Thursday 5 January 2012

Five

So, here's another candle on my cake. Resonaances has been hanging around the blogosphere for exactly 5 years now, gaining reputation for spreading unfounded rumors, for trying (in vain) to sound funny, and for (successfully) annoying everybody around. Traditionally, the New Year time is a lazy moment when bloggers take a pause and, rather than chasing news stories, post various summaries and wishlists. From me, as a birthday present, here's a list of 5 important questions in particle physics that likely will be answered by the end of 2012.
  • Is there a Higgs boson and why at 125 GeV?
    Particle physicists are divided into those who think that Higgs is as good as discovered and those who think one should not say it loud. In any case, 2012 will go down in history books as the discovery year. Moreover, we will start learning something the Higgs couplings, thus kicking off with Higgs precision physics - the subject that will probably dominate particle physics for the next 2 decades.
  • Is there anomalous top quark forward-backward asymmetry?
    There is this persistent anomaly at the Tevatron: the direction of motion of top quarks is statistically more forward than that of antitop quarks (where forward/backward is the direction of the proton/antiproton beam); the asymmetry is 10-15% larger than predicted by the state-of-art Standard Model calculations. This year we'll get more insight into this phenomenon thanks to analyses of the full Tevatron dataset. Moreover, the LHC will narrow down on the related observable called the charge asymmetry of top pair production, and see whether any discrepancy with the Standard Model appears. If it does, it's gonna be a beautiful year. On the other hand, if nothing unusual is seen by the end of this year, that will be a big blow to our hopes that new physics is lurking there.
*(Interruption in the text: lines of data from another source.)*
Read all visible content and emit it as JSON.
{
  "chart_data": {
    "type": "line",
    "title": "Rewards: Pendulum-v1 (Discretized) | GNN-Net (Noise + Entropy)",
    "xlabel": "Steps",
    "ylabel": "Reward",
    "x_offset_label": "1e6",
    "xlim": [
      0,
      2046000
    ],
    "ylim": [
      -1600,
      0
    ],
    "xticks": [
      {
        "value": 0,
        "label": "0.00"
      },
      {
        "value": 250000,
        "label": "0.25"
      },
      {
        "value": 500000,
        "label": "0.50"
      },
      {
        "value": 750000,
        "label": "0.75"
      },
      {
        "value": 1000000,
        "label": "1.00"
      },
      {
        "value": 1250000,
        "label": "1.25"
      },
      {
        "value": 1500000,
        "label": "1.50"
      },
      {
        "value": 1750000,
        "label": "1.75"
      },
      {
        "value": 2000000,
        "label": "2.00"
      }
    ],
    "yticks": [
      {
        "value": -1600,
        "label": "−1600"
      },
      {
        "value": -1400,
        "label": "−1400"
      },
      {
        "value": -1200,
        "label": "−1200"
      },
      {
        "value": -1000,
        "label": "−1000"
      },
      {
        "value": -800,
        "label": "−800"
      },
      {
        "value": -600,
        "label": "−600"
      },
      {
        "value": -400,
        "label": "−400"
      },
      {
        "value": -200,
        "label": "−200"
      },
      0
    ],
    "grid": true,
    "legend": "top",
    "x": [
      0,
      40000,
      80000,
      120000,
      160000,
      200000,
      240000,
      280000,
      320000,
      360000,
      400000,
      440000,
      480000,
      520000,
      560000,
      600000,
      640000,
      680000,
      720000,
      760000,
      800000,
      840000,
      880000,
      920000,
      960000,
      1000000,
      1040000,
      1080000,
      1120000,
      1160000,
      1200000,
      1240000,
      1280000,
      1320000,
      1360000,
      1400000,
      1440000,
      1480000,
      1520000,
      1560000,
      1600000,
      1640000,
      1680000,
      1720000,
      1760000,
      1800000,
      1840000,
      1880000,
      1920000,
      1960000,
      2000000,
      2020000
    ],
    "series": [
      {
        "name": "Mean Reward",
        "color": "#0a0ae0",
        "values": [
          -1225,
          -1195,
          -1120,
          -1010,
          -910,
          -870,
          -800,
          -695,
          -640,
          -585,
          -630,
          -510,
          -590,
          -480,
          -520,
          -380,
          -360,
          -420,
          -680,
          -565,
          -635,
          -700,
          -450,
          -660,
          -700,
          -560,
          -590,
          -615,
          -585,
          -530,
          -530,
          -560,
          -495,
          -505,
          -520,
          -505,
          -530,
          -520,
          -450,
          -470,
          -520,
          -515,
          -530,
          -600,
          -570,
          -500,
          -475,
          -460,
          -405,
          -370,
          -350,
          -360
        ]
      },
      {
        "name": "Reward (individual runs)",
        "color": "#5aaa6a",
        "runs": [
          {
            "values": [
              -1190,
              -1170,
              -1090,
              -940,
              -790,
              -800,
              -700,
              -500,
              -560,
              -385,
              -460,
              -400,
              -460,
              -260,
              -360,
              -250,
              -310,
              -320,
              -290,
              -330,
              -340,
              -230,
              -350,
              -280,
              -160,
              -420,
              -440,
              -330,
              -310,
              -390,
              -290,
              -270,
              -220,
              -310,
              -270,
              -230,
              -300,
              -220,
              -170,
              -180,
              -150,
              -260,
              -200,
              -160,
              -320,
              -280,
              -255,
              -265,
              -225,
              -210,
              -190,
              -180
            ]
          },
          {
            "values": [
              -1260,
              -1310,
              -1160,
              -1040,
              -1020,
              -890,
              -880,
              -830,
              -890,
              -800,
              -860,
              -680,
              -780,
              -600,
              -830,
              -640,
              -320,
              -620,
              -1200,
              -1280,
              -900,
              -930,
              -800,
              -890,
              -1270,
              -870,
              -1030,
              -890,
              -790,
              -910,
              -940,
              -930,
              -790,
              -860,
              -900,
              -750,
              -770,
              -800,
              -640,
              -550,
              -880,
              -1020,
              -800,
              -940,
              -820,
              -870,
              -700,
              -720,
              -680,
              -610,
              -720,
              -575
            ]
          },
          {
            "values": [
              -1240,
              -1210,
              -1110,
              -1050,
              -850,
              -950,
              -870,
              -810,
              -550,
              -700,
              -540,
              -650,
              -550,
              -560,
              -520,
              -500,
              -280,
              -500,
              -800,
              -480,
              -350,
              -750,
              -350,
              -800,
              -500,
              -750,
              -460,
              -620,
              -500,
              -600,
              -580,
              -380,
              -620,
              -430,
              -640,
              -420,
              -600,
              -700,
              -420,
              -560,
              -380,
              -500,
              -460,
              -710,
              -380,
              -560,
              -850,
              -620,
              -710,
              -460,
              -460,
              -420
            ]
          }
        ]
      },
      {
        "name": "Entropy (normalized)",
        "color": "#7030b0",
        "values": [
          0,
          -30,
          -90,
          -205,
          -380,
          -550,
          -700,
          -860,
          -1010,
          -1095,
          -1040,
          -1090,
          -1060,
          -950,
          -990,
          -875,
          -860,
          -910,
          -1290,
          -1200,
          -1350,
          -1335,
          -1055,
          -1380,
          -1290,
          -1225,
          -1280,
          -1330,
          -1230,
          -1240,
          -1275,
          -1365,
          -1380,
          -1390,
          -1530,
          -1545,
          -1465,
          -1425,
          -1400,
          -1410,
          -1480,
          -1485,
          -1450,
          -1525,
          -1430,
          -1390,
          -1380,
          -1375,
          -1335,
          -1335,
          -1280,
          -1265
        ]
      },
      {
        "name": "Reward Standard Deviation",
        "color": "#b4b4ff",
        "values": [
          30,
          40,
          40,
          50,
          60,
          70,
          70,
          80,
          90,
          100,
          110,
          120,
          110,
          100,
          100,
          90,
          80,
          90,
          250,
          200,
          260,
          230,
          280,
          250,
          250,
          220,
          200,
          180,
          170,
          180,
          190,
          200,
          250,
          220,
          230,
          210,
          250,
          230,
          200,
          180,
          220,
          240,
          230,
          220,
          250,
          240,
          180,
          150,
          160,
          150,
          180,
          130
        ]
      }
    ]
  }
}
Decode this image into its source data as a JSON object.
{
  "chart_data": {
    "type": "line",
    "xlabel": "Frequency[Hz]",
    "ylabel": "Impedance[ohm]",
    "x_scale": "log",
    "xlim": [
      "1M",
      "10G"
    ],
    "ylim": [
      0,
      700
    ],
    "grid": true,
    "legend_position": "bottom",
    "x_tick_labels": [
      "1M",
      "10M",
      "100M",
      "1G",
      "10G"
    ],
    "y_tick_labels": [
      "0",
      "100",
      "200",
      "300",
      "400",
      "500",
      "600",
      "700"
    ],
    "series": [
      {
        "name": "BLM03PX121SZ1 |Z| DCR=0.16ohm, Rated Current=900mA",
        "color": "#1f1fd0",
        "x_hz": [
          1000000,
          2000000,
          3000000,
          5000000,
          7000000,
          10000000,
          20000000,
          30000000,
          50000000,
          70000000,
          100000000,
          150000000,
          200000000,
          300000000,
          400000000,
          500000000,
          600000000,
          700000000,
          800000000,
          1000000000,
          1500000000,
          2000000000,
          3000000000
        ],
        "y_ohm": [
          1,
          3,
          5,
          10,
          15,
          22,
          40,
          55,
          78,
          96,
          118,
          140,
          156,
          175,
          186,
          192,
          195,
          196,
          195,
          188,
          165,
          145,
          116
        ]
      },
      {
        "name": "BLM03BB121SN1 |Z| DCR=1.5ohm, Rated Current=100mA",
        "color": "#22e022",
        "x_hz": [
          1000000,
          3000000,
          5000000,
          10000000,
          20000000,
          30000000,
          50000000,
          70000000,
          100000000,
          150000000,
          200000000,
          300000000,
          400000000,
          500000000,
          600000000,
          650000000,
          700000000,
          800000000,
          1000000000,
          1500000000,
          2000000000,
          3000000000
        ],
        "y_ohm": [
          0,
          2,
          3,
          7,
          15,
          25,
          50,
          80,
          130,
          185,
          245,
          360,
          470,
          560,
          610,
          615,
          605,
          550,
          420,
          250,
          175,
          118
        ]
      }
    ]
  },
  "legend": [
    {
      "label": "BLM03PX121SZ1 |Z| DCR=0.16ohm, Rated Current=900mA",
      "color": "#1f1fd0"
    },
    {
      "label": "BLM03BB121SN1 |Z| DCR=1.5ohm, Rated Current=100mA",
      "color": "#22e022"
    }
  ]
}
  • Is there anomalous CP violation in the B meson sector?
    Back in 2010 the D0 experiment found in their data the di-muon charge anomaly: a 1% excess of events with 2 negatively charged muons over those with 2 positively charged muons. The most appealing interpretation of that asymmetry was anomalous CP violation in B meson mixing, that is anti-B mesons turning into B-mesons more often than the other way around. However that interpretation is now under serious strain, because no CP violation has been observed by LHCb in the Bs meson decay to J/Ψ ϕ and to J/Ψ f0, and simultaneously no CP violation in the Bd meson sector has been seen in B-factories. This year LHCb should weigh in with another measurement of the difference of Bd and Bs meson CP asymmetries. That should sweep the floor once and for all, or, hopefully, open Pandora's box.
  • What went wrong in OPERA?
    Most physicists, including those working for the OPERA collaboration, don't think that neutrinos are superluminal (because of theoretical and indirect experimental arguments). It seems likely that the bug explaining the 60 nanosecond shift of the arrival time of neutrinos sent from CERN to Gran Sasso will be found already this year. The talk in town is that more experimental work will be done soon, with Gran Sasso's experiments ICARUS and Borexino joining in the game with independent measurements of the neutrino speed. Is it the GPS? The clock? A delay in electronics? Or is it the magic mountain?
  • Is there supersymmetry below the TeV scale?
    SPOILER ALERT: No. Well, so far we know for sure it's not there in its most popular incarnation, with gluino and squarks decaying via short cascades to much lighter stable neutralinos, thus producing a lot of missing energy. This year the net will be made much tighter, thanks to more data, the collision energy (likely) increased to 8 TeV, and many new analyses targeting more stealthy SUSY scenarios. By the end of this year surviving scenarios with squarks and gluinos below TeV will become collector's items, cherished for their rarity rather than beauty.
As a bonus, one more question that will be answered by the end of the year, and that is probably more pressing for a larger audience:
  • Will there be an Armageddon on December 21?
    Not sure about it, but definitely the LHC should not be running on that day. So that, if the world ends, they won't blame us.